Compreendi desde cedo que devemos ter agressividade com nossos sonhos. Naquela época já percebia que as pessoas submetiam seus tímidos objetivos à monotonia diária. Tinha convicção que a grandeza de meus sonhos chegava até mesmo a me marginalizar. Mas foi através destes sonhos que petrificaram em mim que consegui pavimentar meu destino relativamente vencedor.

Acordava de madrugada e começava a estudar. Sonhei com um destino normal, em ser um competente engenheiro da Usiminas, mas minha vida tomou direção infinitamente diferente. O foco era outro e os instrumentos usados começaram a fazer as coisas acontecerem devagar, porém, solidamente.

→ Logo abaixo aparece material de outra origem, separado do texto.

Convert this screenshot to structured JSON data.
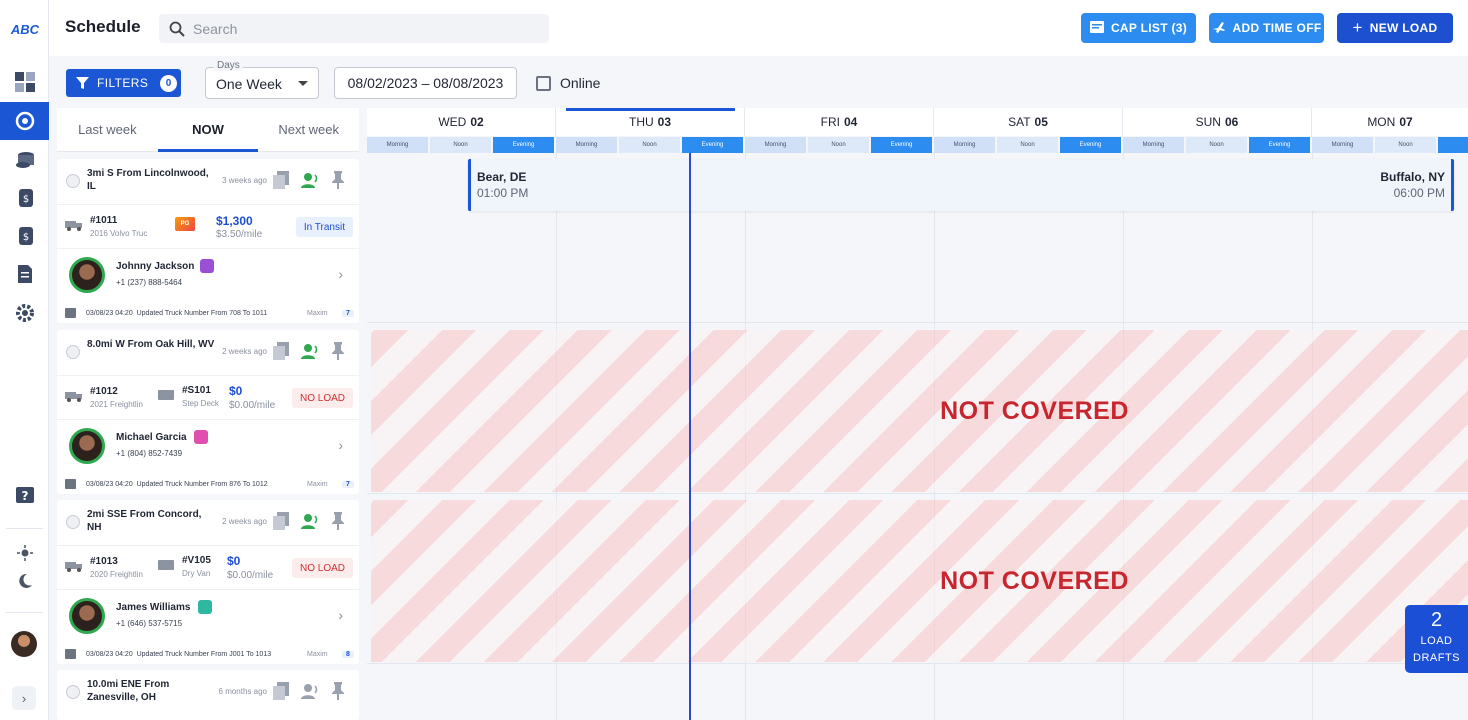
{
  "brand": {
    "logo_text": "ABC",
    "accent": "#1b57d4"
  },
  "nav": {
    "items": [
      "dashboard-icon",
      "support-icon",
      "coins-icon",
      "money-icon",
      "money-bag-icon",
      "document-icon",
      "settings-icon",
      "help-icon"
    ],
    "theme": [
      "sun-icon",
      "moon-icon"
    ]
  },
  "topbar": {
    "title": "Schedule",
    "search_placeholder": "Search",
    "cap_list": "CAP LIST (3)",
    "add_time_off": "ADD TIME OFF",
    "new_load": "NEW LOAD"
  },
  "toolbar": {
    "filters_label": "FILTERS",
    "filters_count": "0",
    "days_label": "Days",
    "days_value": "One Week",
    "date_range": "08/02/2023 – 08/08/2023",
    "online_label": "Online"
  },
  "week_tabs": [
    "Last week",
    "NOW",
    "Next week"
  ],
  "drivers": [
    {
      "location": "3mi S From Lincolnwood, IL",
      "ago": "3 weeks ago",
      "unit": "#1011",
      "unit_sub": "2016 Volvo Truc",
      "trailer": "",
      "trailer_sub": "",
      "price": "$1,300",
      "per_mile": "$3.50/mile",
      "status": "In Transit",
      "name": "Johnny Jackson",
      "phone": "+1 (237) 888-5464",
      "note_date": "03/08/23 04:20",
      "note": "Updated Truck Number From 708 To 1011",
      "author": "Maxim",
      "count": "7"
    },
    {
      "location": "8.0mi W From Oak Hill, WV",
      "ago": "2 weeks ago",
      "unit": "#1012",
      "unit_sub": "2021 Freightlin",
      "trailer": "#S101",
      "trailer_sub": "Step Deck",
      "price": "$0",
      "per_mile": "$0.00/mile",
      "status": "NO LOAD",
      "name": "Michael Garcia",
      "phone": "+1 (804) 852-7439",
      "note_date": "03/08/23 04:20",
      "note": "Updated Truck Number From 876 To 1012",
      "author": "Maxim",
      "count": "7"
    },
    {
      "location": "2mi SSE From Concord, NH",
      "ago": "2 weeks ago",
      "unit": "#1013",
      "unit_sub": "2020 Freightlin",
      "trailer": "#V105",
      "trailer_sub": "Dry Van",
      "price": "$0",
      "per_mile": "$0.00/mile",
      "status": "NO LOAD",
      "name": "James Williams",
      "phone": "+1 (646) 537-5715",
      "note_date": "03/08/23 04:20",
      "note": "Updated Truck Number From J001 To 1013",
      "author": "Maxim",
      "count": "8"
    },
    {
      "location": "10.0mi ENE From Zanesville, OH",
      "ago": "6 months ago"
    }
  ],
  "schedule": {
    "days": [
      {
        "dow": "WED",
        "num": "02"
      },
      {
        "dow": "THU",
        "num": "03"
      },
      {
        "dow": "FRI",
        "num": "04"
      },
      {
        "dow": "SAT",
        "num": "05"
      },
      {
        "dow": "SUN",
        "num": "06"
      },
      {
        "dow": "MON",
        "num": "07"
      }
    ],
    "slots": [
      "Morning",
      "Noon",
      "Evening"
    ],
    "trip": {
      "from": "Bear, DE",
      "from_time": "01:00 PM",
      "to": "Buffalo, NY",
      "to_time": "06:00 PM"
    },
    "not_covered": "NOT COVERED"
  },
  "drafts": {
    "count": "2",
    "label_line1": "LOAD",
    "label_line2": "DRAFTS"
  }
}
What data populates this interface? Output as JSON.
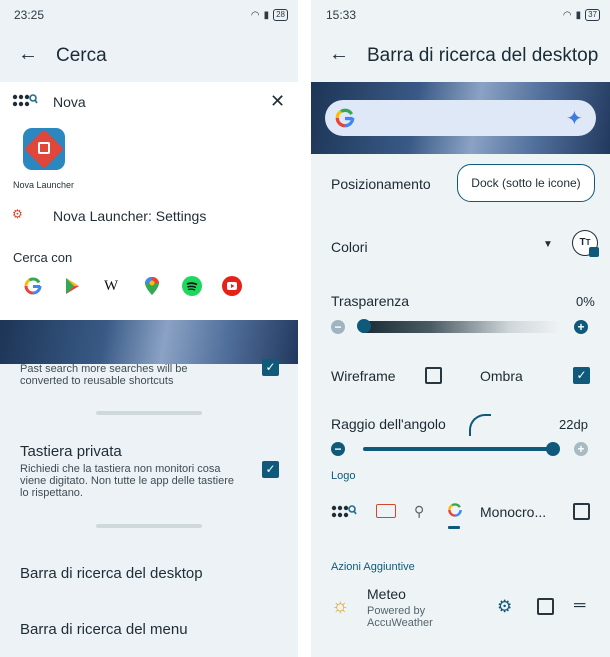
{
  "left": {
    "status": {
      "time": "23:25",
      "battery": "28"
    },
    "header": {
      "title": "Cerca"
    },
    "search": {
      "query": "Nova",
      "app_result": "Nova Launcher",
      "settings_result": "Nova Launcher: Settings",
      "search_with_label": "Cerca con",
      "providers": [
        "G",
        "Play",
        "W",
        "Maps",
        "Spotify",
        "YouTube"
      ]
    },
    "behind_text": "Past search more searches will be converted to reusable shortcuts",
    "private_keyboard": {
      "title": "Tastiera privata",
      "desc": "Richiedi che la tastiera non monitori cosa viene digitato. Non tutte le app delle tastiere lo rispettano."
    },
    "items": [
      "Barra di ricerca del desktop",
      "Barra di ricerca del menu"
    ]
  },
  "right": {
    "status": {
      "time": "15:33",
      "battery": "37"
    },
    "header": {
      "title": "Barra di ricerca del desktop"
    },
    "positioning": {
      "label": "Posizionamento",
      "value": "Dock (sotto le icone)"
    },
    "colors_label": "Colori",
    "transparency": {
      "label": "Trasparenza",
      "value": "0%",
      "fraction": 0.0
    },
    "wireframe_label": "Wireframe",
    "shadow_label": "Ombra",
    "corner": {
      "label": "Raggio dell'angolo",
      "value": "22dp",
      "fraction": 1.0
    },
    "logo_label": "Logo",
    "mono_label": "Monocro...",
    "extra_actions_label": "Azioni Aggiuntive",
    "weather": {
      "title": "Meteo",
      "sub1": "Powered by",
      "sub2": "AccuWeather"
    }
  },
  "colors": {
    "accent": "#0f5a7a",
    "header_bg": "#ecf2f5",
    "slider_active": "#0f5a7a",
    "slider_inactive": "#c9d4da"
  }
}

Hoje, vejo as meninas de minha época e fico imaginando que a vida nos retira tudo que ela temporariamente nos dá com abundância. Elas, as meninas de minha época, chegaram até a sonhar com o cantor Fabio Junior, mas as realidades as levaram para situações desfavoráveis e a destinos totalmente diferenciados de seus sonhos de adolescência.

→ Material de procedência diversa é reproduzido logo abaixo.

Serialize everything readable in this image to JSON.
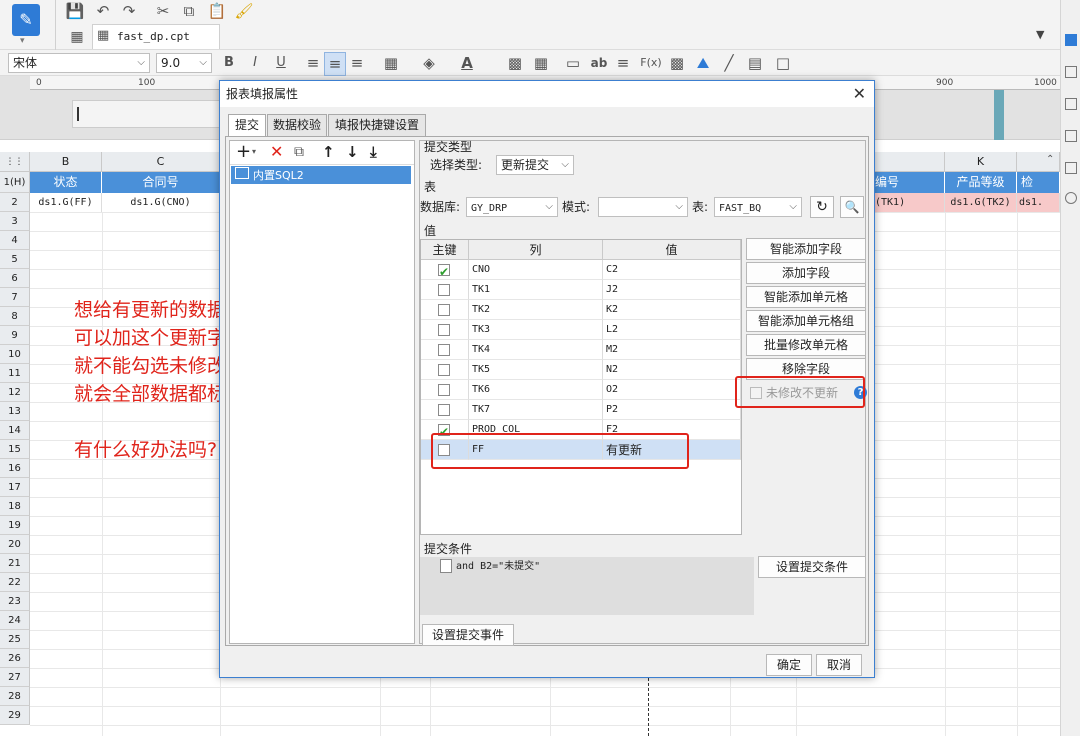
{
  "toolbar": {
    "file_name": "fast_dp.cpt",
    "font_name": "宋体",
    "font_size": "9.0",
    "bold": "B",
    "italic": "I",
    "underline": "U",
    "ab_label": "ab",
    "fx_label": "F(x)"
  },
  "ruler": {
    "ticks": [
      "0",
      "100",
      "900",
      "1000"
    ]
  },
  "sheet": {
    "columns": [
      {
        "label": "B"
      },
      {
        "label": "C"
      },
      {
        "label": "K"
      }
    ],
    "header_row_label": "1(H)",
    "header_cells": [
      "状态",
      "合同号",
      "编号",
      "产品等级",
      "检"
    ],
    "data_cells": [
      "ds1.G(FF)",
      "ds1.G(CNO)",
      "(TK1)",
      "ds1.G(TK2)",
      "ds1."
    ],
    "row_numbers": [
      "2",
      "3",
      "4",
      "5",
      "6",
      "7",
      "8",
      "9",
      "10",
      "11",
      "12",
      "13",
      "14",
      "15",
      "16",
      "17",
      "18",
      "19",
      "20",
      "21",
      "22",
      "23",
      "24",
      "25",
      "26",
      "27",
      "28",
      "29"
    ]
  },
  "annotation": {
    "lines": [
      "想给有更新的数据做个标记",
      "可以加这个更新字段",
      "就不能勾选未修改不更新的选项",
      "就会全部数据都标记了",
      "",
      "有什么好办法吗?"
    ],
    "color": "#e0241b"
  },
  "dialog": {
    "title": "报表填报属性",
    "close": "✕",
    "tabs": [
      "提交",
      "数据校验",
      "填报快捷键设置"
    ],
    "tree_item": "内置SQL2",
    "submit_type_section": "提交类型",
    "select_type_label": "选择类型:",
    "select_type_value": "更新提交",
    "table_section": "表",
    "database_label": "数据库:",
    "database_value": "GY_DRP",
    "schema_label": "模式:",
    "schema_value": "",
    "table_label": "表:",
    "table_value": "FAST_BQ",
    "value_section": "值",
    "table_headers": [
      "主键",
      "列",
      "值"
    ],
    "rows": [
      {
        "key": true,
        "column": "CNO",
        "value": "C2"
      },
      {
        "key": false,
        "column": "TK1",
        "value": "J2"
      },
      {
        "key": false,
        "column": "TK2",
        "value": "K2"
      },
      {
        "key": false,
        "column": "TK3",
        "value": "L2"
      },
      {
        "key": false,
        "column": "TK4",
        "value": "M2"
      },
      {
        "key": false,
        "column": "TK5",
        "value": "N2"
      },
      {
        "key": false,
        "column": "TK6",
        "value": "O2"
      },
      {
        "key": false,
        "column": "TK7",
        "value": "P2"
      },
      {
        "key": true,
        "column": "PROD_COL",
        "value": "F2"
      },
      {
        "key": false,
        "column": "FF",
        "value": "有更新"
      }
    ],
    "side_buttons": [
      "智能添加字段",
      "添加字段",
      "智能添加单元格",
      "智能添加单元格组",
      "批量修改单元格",
      "移除字段"
    ],
    "no_update_label": "未修改不更新",
    "help_icon": "?",
    "condition_section": "提交条件",
    "condition_text": "and B2=\"未提交\"",
    "set_condition_button": "设置提交条件",
    "set_event_button": "设置提交事件",
    "ok_button": "确定",
    "cancel_button": "取消"
  }
}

Menino tímido e observador, lembro-me de um mês de maio juntamente com meus colegas numa “eletrolar” de marca “Sonata” e, com disco vinil, enfrentávamos os pais das meninas de minha época, adicionadas ao frio, mas íamos fazer serenata. A realidade daquela época era totalmente desfavorável quando colocava aquela coleção só de música romântica, ignorava que as moças de meu tempo estavam pensando em outros homens que não era eu; porém, hoje percebo que o sacrifício foi em vão.

Hoje, por não ter deixado meus sonhos à beira das estradas, parece-me que aquela sociedade um dia me marginalizou quando comecei a perceber a viabilidade de meus sonhos.

Existem muitas maneiras de olhar a natureza humana profundamente. Sabemos que são rigorosos, pelo menos com os outros, e só aceitam vencedores, ou melhor, só veem o resultado positivo pronto; não imaginam os bastidores e as dificuldades para atingir tais objetivos.

Se você tem algum objetivo, aprenda que o silêncio dele esconde também as derrotas encontradas dentro de sua trajetória.

Esqueça as dádivas, estique o arco, aprenda a dar direção às flechas e mire com determinação, depois é só esperar o resultado.

Nos momentos de construção, aja como um humilde pedreiro, que chega até mesmo a aceitar a descriminação, mas depois do edifício pronto, coloque-o em lugar estrategicamente visível.

Na época que comecei a alimentar meus sonhos de fragmentos reais, percebi a voracidade e a insaciabilidade que um sonho em ação nos consome.

Hoje, tenho a noção de que as músicas do passado não chegavam aos ouvidos das meninas de minha época, mas estou com novos tons de quem aprendeu a afinar os instrumentos desafinados na vida.